I'm sorry, Mom
8:33 p.m.

Dear Mom,

I feel like a total bitch for the way I treat you sometimes, but then you treat me the same way, and unfortunately, it feels good. I hate being a bitch to people, but sometimes they just deserve it.

The way you treat Jack pisses me off more than anything else in the world. You treat him like he's ten, don't give him any responsiblity, and then yell at him because he's not "mature" enough for your standards.

You treat everyone like crap, just because you WANT to. And I hate that about you. There are some things I love about you - your value in friendship, your caring, and your sense of humor are just a few.

But I absolutely hate the disaproval in your voice whenever I wear something you didn't pick out. I hate the un-caring in your eyes when I get a good grade. I hate how you yell at me for everything when hardly any of it is MY fault. Sometimes it is, but most of the time, it's not. How many teenagers do you know that would actually admit that they're wrong, even some of the time.
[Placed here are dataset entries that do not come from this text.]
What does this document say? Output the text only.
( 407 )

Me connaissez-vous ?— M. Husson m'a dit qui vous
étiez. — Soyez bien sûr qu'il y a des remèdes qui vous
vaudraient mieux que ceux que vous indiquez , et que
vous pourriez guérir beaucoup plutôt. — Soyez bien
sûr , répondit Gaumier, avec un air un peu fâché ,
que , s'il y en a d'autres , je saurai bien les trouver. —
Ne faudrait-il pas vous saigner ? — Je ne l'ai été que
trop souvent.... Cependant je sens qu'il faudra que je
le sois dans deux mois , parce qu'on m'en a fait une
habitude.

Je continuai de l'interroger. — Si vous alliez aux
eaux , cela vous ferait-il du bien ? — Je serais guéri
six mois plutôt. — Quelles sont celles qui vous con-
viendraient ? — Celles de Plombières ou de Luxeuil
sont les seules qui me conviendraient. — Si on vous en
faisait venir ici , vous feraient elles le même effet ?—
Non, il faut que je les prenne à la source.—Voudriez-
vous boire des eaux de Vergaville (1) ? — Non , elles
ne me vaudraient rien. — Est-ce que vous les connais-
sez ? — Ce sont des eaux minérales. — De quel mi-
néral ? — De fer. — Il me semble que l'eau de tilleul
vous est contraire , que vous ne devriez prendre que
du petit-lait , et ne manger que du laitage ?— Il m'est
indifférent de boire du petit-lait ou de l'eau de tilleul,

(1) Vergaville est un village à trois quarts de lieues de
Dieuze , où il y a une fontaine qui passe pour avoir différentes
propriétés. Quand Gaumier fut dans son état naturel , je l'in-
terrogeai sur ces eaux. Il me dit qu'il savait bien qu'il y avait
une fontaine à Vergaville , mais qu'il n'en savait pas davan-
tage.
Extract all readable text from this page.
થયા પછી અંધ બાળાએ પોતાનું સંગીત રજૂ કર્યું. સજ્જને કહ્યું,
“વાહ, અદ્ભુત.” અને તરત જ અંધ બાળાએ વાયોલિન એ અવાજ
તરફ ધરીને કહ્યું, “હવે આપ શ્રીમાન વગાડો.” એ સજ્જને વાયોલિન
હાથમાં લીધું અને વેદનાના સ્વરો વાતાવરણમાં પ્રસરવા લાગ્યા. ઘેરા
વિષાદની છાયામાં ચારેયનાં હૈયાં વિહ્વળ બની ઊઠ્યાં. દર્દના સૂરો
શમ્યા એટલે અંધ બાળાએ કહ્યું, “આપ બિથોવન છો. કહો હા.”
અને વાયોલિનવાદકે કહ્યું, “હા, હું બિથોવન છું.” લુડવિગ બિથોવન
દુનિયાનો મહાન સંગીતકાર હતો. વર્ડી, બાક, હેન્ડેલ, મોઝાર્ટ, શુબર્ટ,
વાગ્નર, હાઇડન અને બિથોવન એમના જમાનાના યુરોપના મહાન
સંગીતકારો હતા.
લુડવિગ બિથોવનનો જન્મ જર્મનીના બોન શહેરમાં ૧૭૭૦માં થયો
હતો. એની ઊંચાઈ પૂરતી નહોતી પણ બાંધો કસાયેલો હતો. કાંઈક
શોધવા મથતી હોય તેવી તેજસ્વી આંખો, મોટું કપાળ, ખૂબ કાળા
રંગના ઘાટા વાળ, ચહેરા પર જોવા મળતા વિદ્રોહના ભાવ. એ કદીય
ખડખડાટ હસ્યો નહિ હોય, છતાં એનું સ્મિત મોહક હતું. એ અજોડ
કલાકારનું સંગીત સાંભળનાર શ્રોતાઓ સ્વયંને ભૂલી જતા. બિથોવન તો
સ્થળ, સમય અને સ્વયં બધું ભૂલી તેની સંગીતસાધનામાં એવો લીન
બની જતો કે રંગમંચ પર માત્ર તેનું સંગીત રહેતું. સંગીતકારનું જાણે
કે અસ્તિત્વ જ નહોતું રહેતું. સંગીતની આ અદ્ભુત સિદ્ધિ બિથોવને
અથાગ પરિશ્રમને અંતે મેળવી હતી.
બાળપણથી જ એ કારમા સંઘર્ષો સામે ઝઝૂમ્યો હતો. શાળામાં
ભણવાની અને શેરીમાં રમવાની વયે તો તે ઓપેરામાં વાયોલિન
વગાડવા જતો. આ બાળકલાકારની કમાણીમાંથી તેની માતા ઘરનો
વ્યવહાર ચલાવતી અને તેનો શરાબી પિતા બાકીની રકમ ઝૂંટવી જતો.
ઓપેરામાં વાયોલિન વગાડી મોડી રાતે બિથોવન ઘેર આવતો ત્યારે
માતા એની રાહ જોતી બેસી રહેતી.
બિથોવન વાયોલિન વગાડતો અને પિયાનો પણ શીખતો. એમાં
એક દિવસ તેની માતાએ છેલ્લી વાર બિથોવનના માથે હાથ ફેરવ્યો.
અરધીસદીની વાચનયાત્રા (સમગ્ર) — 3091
You think you have it so bad because Jack and I don't listen to every word you say and swallow it like a big ol' pill of truth. You could have it so much worse. Yet, either you're too blind to realize it, or you just don't care. Neither of us has ever smoked a cigarette, neither of us has ever done a drug, and neither of us has ever gotten drunk, or in fact, had an entire alcoholic beverage in one sitting, and I'm not even sure if all the sips we've had in our lifetime would add up to one can of beer. We're both still virgins, we don't swear at you, we help out around the house sometimes. I get good grades, Jack passes.

Yet you don't care. You don't even seem to notice anything that goes on outside of your little realm. And that drives me up a wall. You're so SELFISH. But, maybe, at the same time, I'm being a little selfish for wanting my mother to pay attention to me that doesn't involve getting ridiculed for everything, even stuff I didn't even do or can't even help.

Or maybe not.

I'm sorry I'm such a disappointment.